Monday, November 28, 2005

Susskind's New Book

I have just ordered Leonard Susskind’s book: The Cosmic Landscape: String Theory and the Illusion of Intelligent Design.

I am interested to see how Susskind argues against fine-tuning. One thing that I am very happy about: he used the phrase “intelligent design” (yes, I realize he refers to it as an illusion.) I have always been annoyed that the term has been co-opted by the biologists.

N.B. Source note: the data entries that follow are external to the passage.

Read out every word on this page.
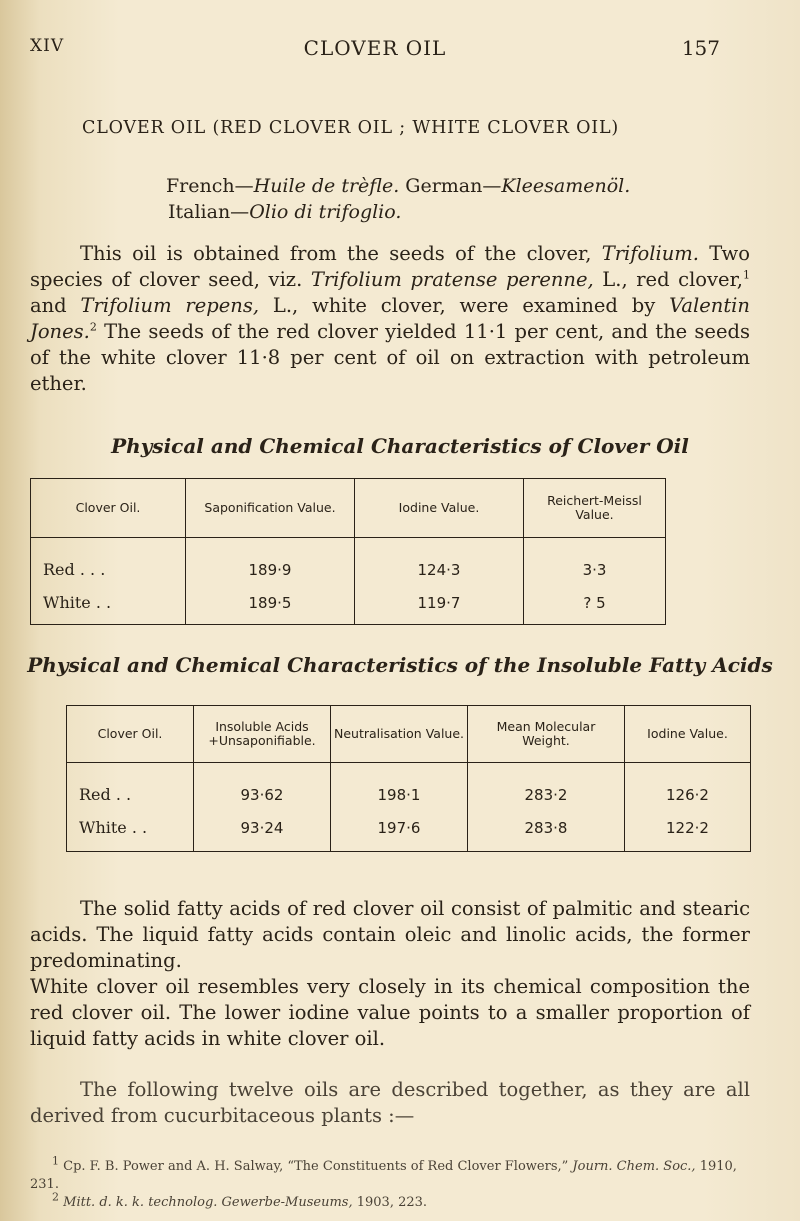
XIV	CLOVER OIL	157
CLOVER OIL (RED CLOVER OIL ; WHITE CLOVER OIL)
French—Huile de trèfle. German—Kleesamenöl.
Italian—Olio di trifoglio.

This oil is obtained from the seeds of the clover, Trifolium. Two species of clover seed, viz. Trifolium pratense perenne, L., red clover,$^1$ and Trifolium repens, L., white clover, were examined by Valentin Jones.$^2$ The seeds of the red clover yielded 11·1 per cent, and the seeds of the white clover 11·8 per cent of oil on extraction with petroleum ether.

Physical and Chemical Characteristics of Clover Oil
Clover Oil.	Saponification Value.	Iodine Value.	Reichert-Meissl Value.
Red . . .	189·9	124·3	3·3
White . .	189·5	119·7	? 5
Physical and Chemical Characteristics of the Insoluble Fatty Acids
Clover Oil.	Insoluble Acids +Unsaponifiable.	Neutralisation Value.	Mean Molecular Weight.	Iodine Value.
Red . .	93·62	198·1	283·2	126·2
White . .	93·24	197·6	283·8	122·2

The solid fatty acids of red clover oil consist of palmitic and stearic acids. The liquid fatty acids contain oleic and linolic acids, the former predominating.

White clover oil resembles very closely in its chemical composition the red clover oil. The lower iodine value points to a smaller proportion of liquid fatty acids in white clover oil.

The following twelve oils are described together, as they are all derived from cucurbitaceous plants :—

$^1$ Cp. F. B. Power and A. H. Salway, “The Constituents of Red Clover Flowers,” Journ. Chem. Soc., 1910, 231.
$^2$ Mitt. d. k. k. technolog. Gewerbe-Museums, 1903, 223.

Here is what Publishers Weekly has to say about Susskind’s book:
As modern physics has developed a better understanding of how the universe operates at its most fundamental levels, one thing has become increasingly clear: we're damned lucky to be here at all. The laws of physics are precariously balanced, and were the value of one constant slightly different, life as we know it wouldn't exist. To explain the ridiculous improbability of it all, some physicists have turned to the "Anthropic Principle": the universe seems perfectly tailored to us because if it weren't, we wouldn't be here to observe it. The underlying rationale for this argument involves the "landscape" of potential laws of physics (which, it turns out, aren't so immutable after all), a whole bunch of extra dimensions and lots of particle physics. Luckily, Susskind—the father of string theory—does the job right, guiding readers through the current controversy over the Anthropic Principle. Make no mistake: this is the cutting edge of physics as described by one of the sharpest scientific minds around. While the subtitle is a bit misleading (this isn't about intelligent design in the Kansas Board of Education sense, but actually a controversy at once bigger and less prominent), persistent readers will finish this book understanding and caring about contemporary physics in ways both unexpected and gratifying. (Dec. 12)
I like how they contrast cosmological ID to biological: “a controversy at once bigger and less prominent.” I couldn’t agree more.

I once attended a lecture by Susskind. In the middle he stopped, turned to the audience, and said: “I do great physics.”

Actually, he does. It will be interesting to see if he has something new and testable to use in the argument against fine-tuning, or whether it will be the same-old same-old metaphysical sleight-of-hand.